TERNATE, SerambiTimur- Dalam upaya memperkuat komitmen terhadap program akselerasi Kementerian Hukum dan HAM, Lembaga Pemasyarakatan (Lapas) Perempuan Kelas III Ternate bersama Polsek Pulau Ternate menggelar penggeledahan serentak di blok hunian warga binaan pada Sabtu dini hari (11/10) pukul 00.10 WIT.
Kegiatan tersebut merupakan tindak lanjut dari arahan Direktur Jenderal Pemasyarakatan sekaligus bagian dari pelaksanaan 13 Program Akselerasi Menteri Hukum dan HAM, khususnya poin “Memastikan Tidak Ada Peredaran Narkoba di Lapas dan Rutan.”

Kepala Lapas Perempuan Ternate, Agustina, memberikan apresiasi atas sinergitas antara jajaran Lapas dan aparat Kepolisian Sektor Pulau Ternate dalam menjaga keamanan dan ketertiban di lingkungan pemasyarakatan.
“Kerja sama ini merupakan bentuk komitmen bersama untuk memastikan Lapas Perempuan Ternate tetap bersih dari handphone, narkotika, dan berbagai barang terlarang lainnya,” ujar Agustina.
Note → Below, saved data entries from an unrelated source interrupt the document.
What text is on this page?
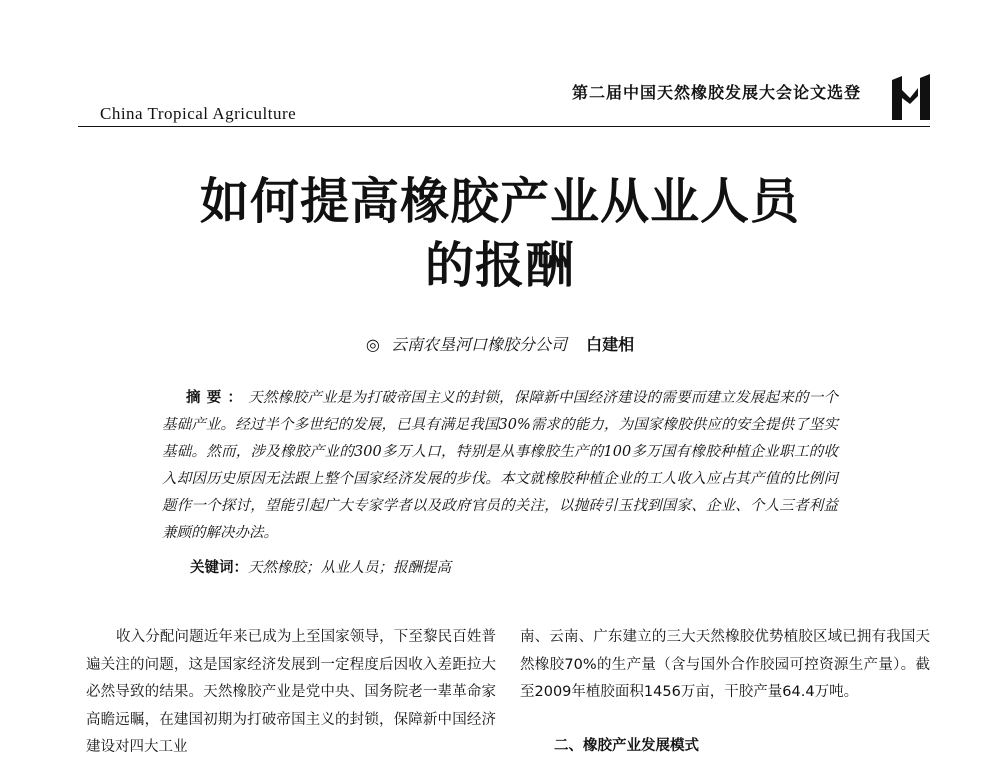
China Tropical Agriculture
第二届中国天然橡胶发展大会论文选登
如何提高橡胶产业从业人员
的报酬
◎ 云南农垦河口橡胶分公司 白建相
摘要：天然橡胶产业是为打破帝国主义的封锁，保障新中国经济建设的需要而建立发展起来的一个基础产业。经过半个多世纪的发展，已具有满足我国30%需求的能力，为国家橡胶供应的安全提供了坚实基础。然而，涉及橡胶产业的300多万人口，特别是从事橡胶生产的100多万国有橡胶种植企业职工的收入却因历史原因无法跟上整个国家经济发展的步伐。本文就橡胶种植企业的工人收入应占其产值的比例问题作一个探讨，望能引起广大专家学者以及政府官员的关注，以抛砖引玉找到国家、企业、个人三者利益兼顾的解决办法。
关键词：天然橡胶；从业人员；报酬提高
收入分配问题近年来已成为上至国家领导，下至黎民百姓普遍关注的问题，这是国家经济发展到一定程度后因收入差距拉大必然导致的结果。天然橡胶产业是党中央、国务院老一辈革命家高瞻远瞩，在建国初期为打破帝国主义的封锁，保障新中国经济建设对四大工业
南、云南、广东建立的三大天然橡胶优势植胶区域已拥有我国天然橡胶70%的生产量（含与国外合作胶园可控资源生产量）。截至2009年植胶面积1456万亩，干胶产量64.4万吨。
二、橡胶产业发展模式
Sebelum kegiatan dimulai, Kasubsi Keamanan dan Ketertiban (Kamtib) memberikan arahan kepada seluruh petugas agar melaksanakan penggeledahan sesuai dengan standar operasional prosedur (SOP) serta mengedepankan sikap humanis. Arahan juga disampaikan kepada warga binaan agar tidak menyimpan atau membawa barang terlarang yang dapat mengganggu keamanan, karena akan dikenakan sanksi tegas.
Dari hasil penggeledahan, petugas tidak menemukan handphone maupun narkotika. Namun, sejumlah barang seperti alat cukur, pisau kater, obat nyamuk, dan botol kaca berhasil diamankan sebagai barang yang berpotensi membahayakan keamanan di dalam Lapas.
Kegiatan penggeledahan berlangsung aman, tertib, dan lancar hingga selesai.